What are Catheter Bags?
For patients living with incontinence or a urinary retention issue, recovering from urological or gynecological surgery, bedridden or needing to use a wheelchair, leg bags connect to an existing Foley or indwelling catheter system, or a male external catheter in certain instances. Made of vinyl, silicone, latex or PVC, the bag is secured to the catheter tube that passes through the urethra to the bladder, where a water-filled balloon holds it in place. A strap or other securement solution keeps the leg bag from shifting.
Patients living with a nephrostomy tube may also use a specific type of leg bag: In this case, the one or two tubes connected to the kidneys divert urine to a nephrostomy bag, also attached to the leg.

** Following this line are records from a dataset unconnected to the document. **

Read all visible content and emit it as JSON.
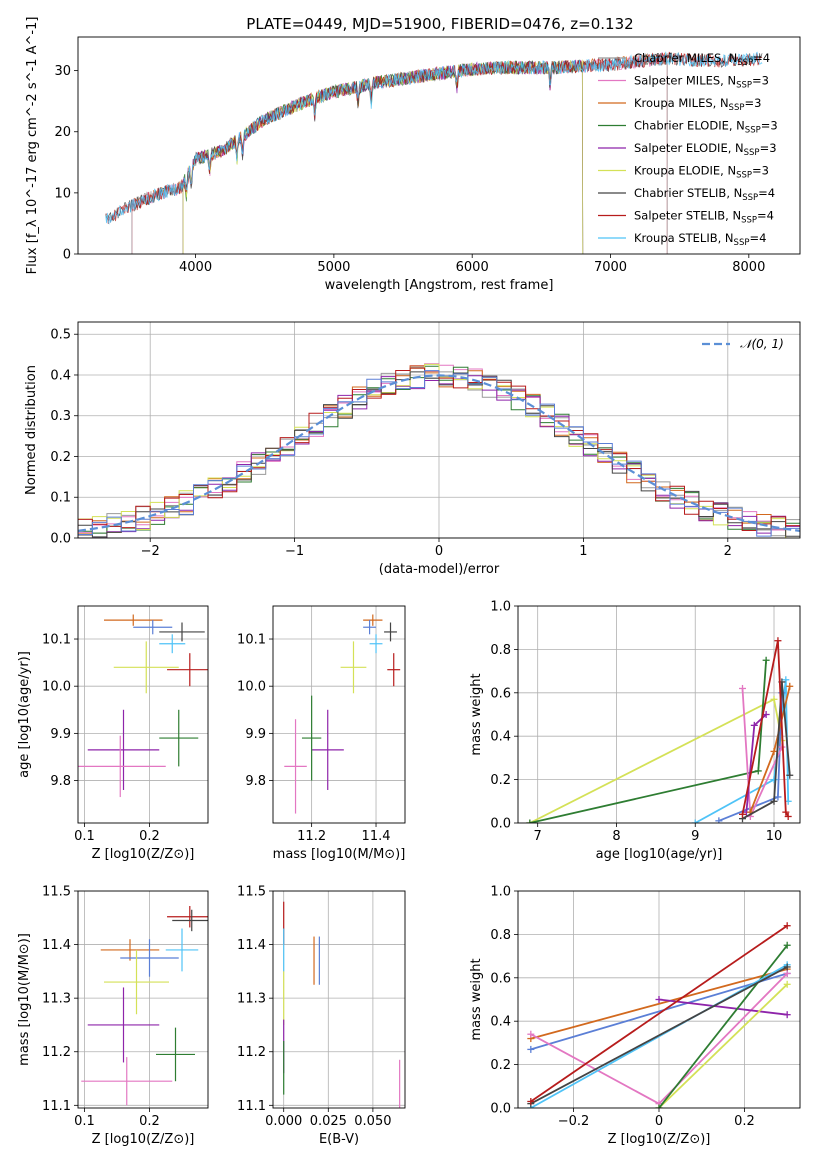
{
  "figure": {
    "title": "PLATE=0449, MJD=51900, FIBERID=0476, z=0.132"
  },
  "colors": {
    "Chabrier MILES": "#999999",
    "Salpeter MILES": "#e377c2",
    "Kroupa MILES": "#d2691e",
    "Chabrier ELODIE": "#2e7d32",
    "Salpeter ELODIE": "#8e24aa",
    "Kroupa ELODIE": "#d4e157",
    "Chabrier STELIB": "#444444",
    "Salpeter STELIB": "#b71c1c",
    "Kroupa STELIB": "#4fc3f7",
    "blue_extra": "#5b7fd6",
    "gaussian": "#5b8fd6"
  },
  "chart_data": [
    {
      "id": "spectrum",
      "type": "line",
      "title": "PLATE=0449, MJD=51900, FIBERID=0476, z=0.132",
      "xlabel": "wavelength [Angstrom, rest frame]",
      "ylabel": "Flux [f_λ 10^-17 erg cm^-2 s^-1 A^-1]",
      "xlim": [
        3150,
        8370
      ],
      "ylim": [
        0,
        35.5
      ],
      "xticks": [
        4000,
        5000,
        6000,
        7000,
        8000
      ],
      "yticks": [
        0,
        10,
        20,
        30
      ],
      "grid": false,
      "legend": "top-right",
      "legend_entries": [
        {
          "name": "Chabrier MILES",
          "nssp": 4
        },
        {
          "name": "Salpeter MILES",
          "nssp": 3
        },
        {
          "name": "Kroupa MILES",
          "nssp": 3
        },
        {
          "name": "Chabrier ELODIE",
          "nssp": 3
        },
        {
          "name": "Salpeter ELODIE",
          "nssp": 3
        },
        {
          "name": "Kroupa ELODIE",
          "nssp": 3
        },
        {
          "name": "Chabrier STELIB",
          "nssp": 4
        },
        {
          "name": "Salpeter STELIB",
          "nssp": 4
        },
        {
          "name": "Kroupa STELIB",
          "nssp": 4
        }
      ],
      "continuum": [
        [
          3350,
          5.5
        ],
        [
          3500,
          7.5
        ],
        [
          3700,
          9.5
        ],
        [
          3900,
          11
        ],
        [
          4000,
          15.5
        ],
        [
          4200,
          17
        ],
        [
          4500,
          22
        ],
        [
          4800,
          25
        ],
        [
          5000,
          26.5
        ],
        [
          5300,
          28
        ],
        [
          5600,
          29
        ],
        [
          5900,
          30
        ],
        [
          6200,
          30.5
        ],
        [
          6600,
          30.5
        ],
        [
          7000,
          31
        ],
        [
          7400,
          32
        ],
        [
          7800,
          31.5
        ],
        [
          8100,
          32
        ]
      ],
      "model_ranges": {
        "Kroupa MILES": [
          3540,
          7410
        ],
        "Salpeter MILES": [
          3540,
          7410
        ],
        "Chabrier MILES": [
          3540,
          7410
        ],
        "Chabrier ELODIE": [
          3910,
          6800
        ],
        "Salpeter ELODIE": [
          3910,
          6800
        ],
        "Kroupa ELODIE": [
          3910,
          6800
        ],
        "Chabrier STELIB": [
          3350,
          8100
        ],
        "Salpeter STELIB": [
          3350,
          8100
        ],
        "Kroupa STELIB": [
          3350,
          8100
        ]
      }
    },
    {
      "id": "residuals",
      "type": "histogram",
      "xlabel": "(data-model)/error",
      "ylabel": "Normed distribution",
      "xlim": [
        -2.5,
        2.5
      ],
      "ylim": [
        0,
        0.53
      ],
      "xticks": [
        -2,
        -1,
        0,
        1,
        2
      ],
      "yticks": [
        0.0,
        0.1,
        0.2,
        0.3,
        0.4,
        0.5
      ],
      "grid": true,
      "legend": "top-right",
      "legend_entries": [
        "𝒩(0, 1)"
      ],
      "bin_width": 0.1,
      "gaussian": {
        "mean": 0,
        "sigma": 1
      }
    },
    {
      "id": "age-vs-Z",
      "type": "scatter-errorbar",
      "xlabel": "Z [log10(Z/Z⊙)]",
      "ylabel": "age [log10(age/yr)]",
      "xlim": [
        0.09,
        0.29
      ],
      "ylim": [
        9.71,
        10.17
      ],
      "xticks": [
        0.1,
        0.2
      ],
      "yticks": [
        9.8,
        9.9,
        10.0,
        10.1
      ],
      "grid": true,
      "points": [
        {
          "model": "Kroupa MILES",
          "x": 0.175,
          "y": 10.14,
          "xerr": 0.045,
          "yerr": 0.012
        },
        {
          "model": "blue_extra",
          "x": 0.205,
          "y": 10.125,
          "xerr": 0.03,
          "yerr": 0.015
        },
        {
          "model": "Kroupa STELIB",
          "x": 0.235,
          "y": 10.09,
          "xerr": 0.02,
          "yerr": 0.02
        },
        {
          "model": "Chabrier STELIB",
          "x": 0.25,
          "y": 10.115,
          "xerr": 0.035,
          "yerr": 0.02
        },
        {
          "model": "Salpeter STELIB",
          "x": 0.262,
          "y": 10.035,
          "xerr": 0.035,
          "yerr": 0.035
        },
        {
          "model": "Kroupa ELODIE",
          "x": 0.195,
          "y": 10.04,
          "xerr": 0.05,
          "yerr": 0.055
        },
        {
          "model": "Salpeter ELODIE",
          "x": 0.16,
          "y": 9.865,
          "xerr": 0.055,
          "yerr": 0.085
        },
        {
          "model": "Chabrier ELODIE",
          "x": 0.245,
          "y": 9.89,
          "xerr": 0.03,
          "yerr": 0.06
        },
        {
          "model": "Salpeter MILES",
          "x": 0.155,
          "y": 9.83,
          "xerr": 0.07,
          "yerr": 0.065
        }
      ]
    },
    {
      "id": "age-vs-mass",
      "type": "scatter-errorbar",
      "xlabel": "mass [log10(M/M⊙)]",
      "ylabel": "",
      "xlim": [
        11.08,
        11.49
      ],
      "ylim": [
        9.71,
        10.17
      ],
      "xticks": [
        11.2,
        11.4
      ],
      "yticks": [
        9.8,
        9.9,
        10.0,
        10.1
      ],
      "grid": true,
      "points": [
        {
          "model": "Kroupa MILES",
          "x": 11.39,
          "y": 10.14,
          "xerr": 0.03,
          "yerr": 0.012
        },
        {
          "model": "blue_extra",
          "x": 11.38,
          "y": 10.125,
          "xerr": 0.02,
          "yerr": 0.015
        },
        {
          "model": "Kroupa STELIB",
          "x": 11.4,
          "y": 10.09,
          "xerr": 0.02,
          "yerr": 0.02
        },
        {
          "model": "Chabrier STELIB",
          "x": 11.445,
          "y": 10.115,
          "xerr": 0.02,
          "yerr": 0.02
        },
        {
          "model": "Salpeter STELIB",
          "x": 11.455,
          "y": 10.035,
          "xerr": 0.02,
          "yerr": 0.035
        },
        {
          "model": "Kroupa ELODIE",
          "x": 11.33,
          "y": 10.04,
          "xerr": 0.04,
          "yerr": 0.055
        },
        {
          "model": "Salpeter ELODIE",
          "x": 11.25,
          "y": 9.865,
          "xerr": 0.05,
          "yerr": 0.085
        },
        {
          "model": "Chabrier ELODIE",
          "x": 11.2,
          "y": 9.89,
          "xerr": 0.03,
          "yerr": 0.09
        },
        {
          "model": "Salpeter MILES",
          "x": 11.15,
          "y": 9.83,
          "xerr": 0.035,
          "yerr": 0.1
        }
      ]
    },
    {
      "id": "weight-vs-age",
      "type": "line",
      "xlabel": "age [log10(age/yr)]",
      "ylabel": "mass weight",
      "xlim": [
        6.75,
        10.33
      ],
      "ylim": [
        0,
        1.0
      ],
      "xticks": [
        7,
        8,
        9,
        10
      ],
      "yticks": [
        0.0,
        0.2,
        0.4,
        0.6,
        0.8,
        1.0
      ],
      "grid": true,
      "series": [
        {
          "model": "Kroupa ELODIE",
          "points": [
            [
              6.9,
              0.0
            ],
            [
              10.0,
              0.57
            ],
            [
              10.1,
              0.38
            ]
          ]
        },
        {
          "model": "Chabrier ELODIE",
          "points": [
            [
              6.9,
              0.0
            ],
            [
              9.8,
              0.24
            ],
            [
              9.9,
              0.75
            ]
          ]
        },
        {
          "model": "Kroupa STELIB",
          "points": [
            [
              9.0,
              0.0
            ],
            [
              10.0,
              0.2
            ],
            [
              10.15,
              0.66
            ],
            [
              10.18,
              0.1
            ]
          ]
        },
        {
          "model": "blue_extra",
          "points": [
            [
              9.3,
              0.01
            ],
            [
              10.05,
              0.12
            ],
            [
              10.1,
              0.6
            ]
          ]
        },
        {
          "model": "Salpeter MILES",
          "points": [
            [
              9.6,
              0.62
            ],
            [
              9.7,
              0.03
            ],
            [
              10.1,
              0.35
            ]
          ]
        },
        {
          "model": "Salpeter ELODIE",
          "points": [
            [
              9.65,
              0.05
            ],
            [
              9.75,
              0.45
            ],
            [
              9.9,
              0.5
            ]
          ]
        },
        {
          "model": "Kroupa MILES",
          "points": [
            [
              9.7,
              0.05
            ],
            [
              10.0,
              0.33
            ],
            [
              10.2,
              0.63
            ]
          ]
        },
        {
          "model": "Chabrier STELIB",
          "points": [
            [
              9.6,
              0.02
            ],
            [
              10.0,
              0.1
            ],
            [
              10.1,
              0.65
            ],
            [
              10.2,
              0.22
            ]
          ]
        },
        {
          "model": "Salpeter STELIB",
          "points": [
            [
              9.6,
              0.04
            ],
            [
              10.05,
              0.84
            ],
            [
              10.15,
              0.05
            ],
            [
              10.18,
              0.03
            ]
          ]
        }
      ]
    },
    {
      "id": "mass-vs-Z",
      "type": "scatter-errorbar",
      "xlabel": "Z [log10(Z/Z⊙)]",
      "ylabel": "mass [log10(M/M⊙)]",
      "xlim": [
        0.09,
        0.29
      ],
      "ylim": [
        11.095,
        11.5
      ],
      "xticks": [
        0.1,
        0.2
      ],
      "yticks": [
        11.1,
        11.2,
        11.3,
        11.4,
        11.5
      ],
      "grid": true,
      "points": [
        {
          "model": "Salpeter STELIB",
          "x": 0.262,
          "y": 11.452,
          "xerr": 0.035,
          "yerr": 0.02
        },
        {
          "model": "Chabrier STELIB",
          "x": 0.265,
          "y": 11.445,
          "xerr": 0.03,
          "yerr": 0.02
        },
        {
          "model": "Kroupa STELIB",
          "x": 0.25,
          "y": 11.39,
          "xerr": 0.025,
          "yerr": 0.04
        },
        {
          "model": "Kroupa MILES",
          "x": 0.17,
          "y": 11.39,
          "xerr": 0.045,
          "yerr": 0.02
        },
        {
          "model": "blue_extra",
          "x": 0.2,
          "y": 11.375,
          "xerr": 0.045,
          "yerr": 0.035
        },
        {
          "model": "Kroupa ELODIE",
          "x": 0.18,
          "y": 11.33,
          "xerr": 0.05,
          "yerr": 0.06
        },
        {
          "model": "Salpeter ELODIE",
          "x": 0.16,
          "y": 11.25,
          "xerr": 0.055,
          "yerr": 0.07
        },
        {
          "model": "Chabrier ELODIE",
          "x": 0.24,
          "y": 11.195,
          "xerr": 0.03,
          "yerr": 0.05
        },
        {
          "model": "Salpeter MILES",
          "x": 0.165,
          "y": 11.145,
          "xerr": 0.07,
          "yerr": 0.045
        }
      ]
    },
    {
      "id": "mass-vs-ebv",
      "type": "scatter-errorbar",
      "xlabel": "E(B-V)",
      "ylabel": "",
      "xlim": [
        -0.006,
        0.068
      ],
      "ylim": [
        11.095,
        11.5
      ],
      "xticks": [
        0.0,
        0.025,
        0.05
      ],
      "yticks": [
        11.1,
        11.2,
        11.3,
        11.4,
        11.5
      ],
      "grid": true,
      "points": [
        {
          "model": "Salpeter STELIB",
          "x": 0.0,
          "y": 11.44,
          "xerr": 0,
          "yerr": 0.04
        },
        {
          "model": "Kroupa STELIB",
          "x": 0.0,
          "y": 11.39,
          "xerr": 0,
          "yerr": 0.04
        },
        {
          "model": "Kroupa ELODIE",
          "x": 0.0,
          "y": 11.3,
          "xerr": 0,
          "yerr": 0.05
        },
        {
          "model": "Salpeter ELODIE",
          "x": 0.0,
          "y": 11.21,
          "xerr": 0,
          "yerr": 0.05
        },
        {
          "model": "Chabrier ELODIE",
          "x": 0.0,
          "y": 11.17,
          "xerr": 0,
          "yerr": 0.05
        },
        {
          "model": "Kroupa MILES",
          "x": 0.017,
          "y": 11.37,
          "xerr": 0,
          "yerr": 0.045
        },
        {
          "model": "blue_extra",
          "x": 0.02,
          "y": 11.37,
          "xerr": 0,
          "yerr": 0.045
        },
        {
          "model": "Salpeter MILES",
          "x": 0.065,
          "y": 11.14,
          "xerr": 0,
          "yerr": 0.045
        }
      ]
    },
    {
      "id": "weight-vs-Z",
      "type": "line",
      "xlabel": "Z [log10(Z/Z⊙)]",
      "ylabel": "mass weight",
      "xlim": [
        -0.33,
        0.33
      ],
      "ylim": [
        0,
        1.0
      ],
      "xticks": [
        -0.2,
        0.0,
        0.2
      ],
      "yticks": [
        0.0,
        0.2,
        0.4,
        0.6,
        0.8,
        1.0
      ],
      "grid": true,
      "series": [
        {
          "model": "Kroupa MILES",
          "points": [
            [
              -0.3,
              0.32
            ],
            [
              0.3,
              0.64
            ]
          ]
        },
        {
          "model": "blue_extra",
          "points": [
            [
              -0.3,
              0.27
            ],
            [
              0.3,
              0.62
            ]
          ]
        },
        {
          "model": "Salpeter MILES",
          "points": [
            [
              -0.3,
              0.34
            ],
            [
              0.0,
              0.02
            ],
            [
              0.3,
              0.62
            ]
          ]
        },
        {
          "model": "Salpeter ELODIE",
          "points": [
            [
              0.0,
              0.5
            ],
            [
              0.3,
              0.43
            ]
          ]
        },
        {
          "model": "Kroupa ELODIE",
          "points": [
            [
              0.0,
              0.0
            ],
            [
              0.3,
              0.57
            ]
          ]
        },
        {
          "model": "Chabrier ELODIE",
          "points": [
            [
              0.0,
              0.0
            ],
            [
              0.3,
              0.75
            ]
          ]
        },
        {
          "model": "Kroupa STELIB",
          "points": [
            [
              -0.3,
              0.0
            ],
            [
              0.3,
              0.66
            ]
          ]
        },
        {
          "model": "Chabrier STELIB",
          "points": [
            [
              -0.3,
              0.02
            ],
            [
              0.3,
              0.65
            ]
          ]
        },
        {
          "model": "Salpeter STELIB",
          "points": [
            [
              -0.3,
              0.03
            ],
            [
              0.3,
              0.84
            ]
          ]
        }
      ]
    }
  ]
}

With a smaller size, leg bags provide a daytime solution for living with an indwelling catheter, allowing patients to move around with relative ease and appearing discreet under clothing. The system attaches to the larger, more rectangular-shaped bag at night.
In use, ensure this catheter bag sits higher than your bladder — otherwise, you’re at risk for backflow issues. Realize that the bag is designed to be worn under a pair of pants, a dress or a skirt, and you may need to try out different sizes to see which matches your output and comfort level. Size ranges from under 10 oz. or 500mL to up to 32 oz.
Whichever urine bag you select should feel comfortable and remain secure throughout the day.
Types of Leg Bags
Urinary leg bags include the following, based on features:
- Flip-valve and twist-valve urine bags, which allow for efficient emptying.
- Velcro-strap bags, with an integrated, easy-to-remove attachment solution.
- Reusable leg bags.
- Disposable, single-use urine bags for easy disposal.
For choosing a leg bag, first take your doctor’s recommendations into account, and then consider your output and physical activity level. Smaller sizes are ideal if you’re routinely active or need something easy to conceal under your clothing. Larger catheter bags, however, provide more volume based on output.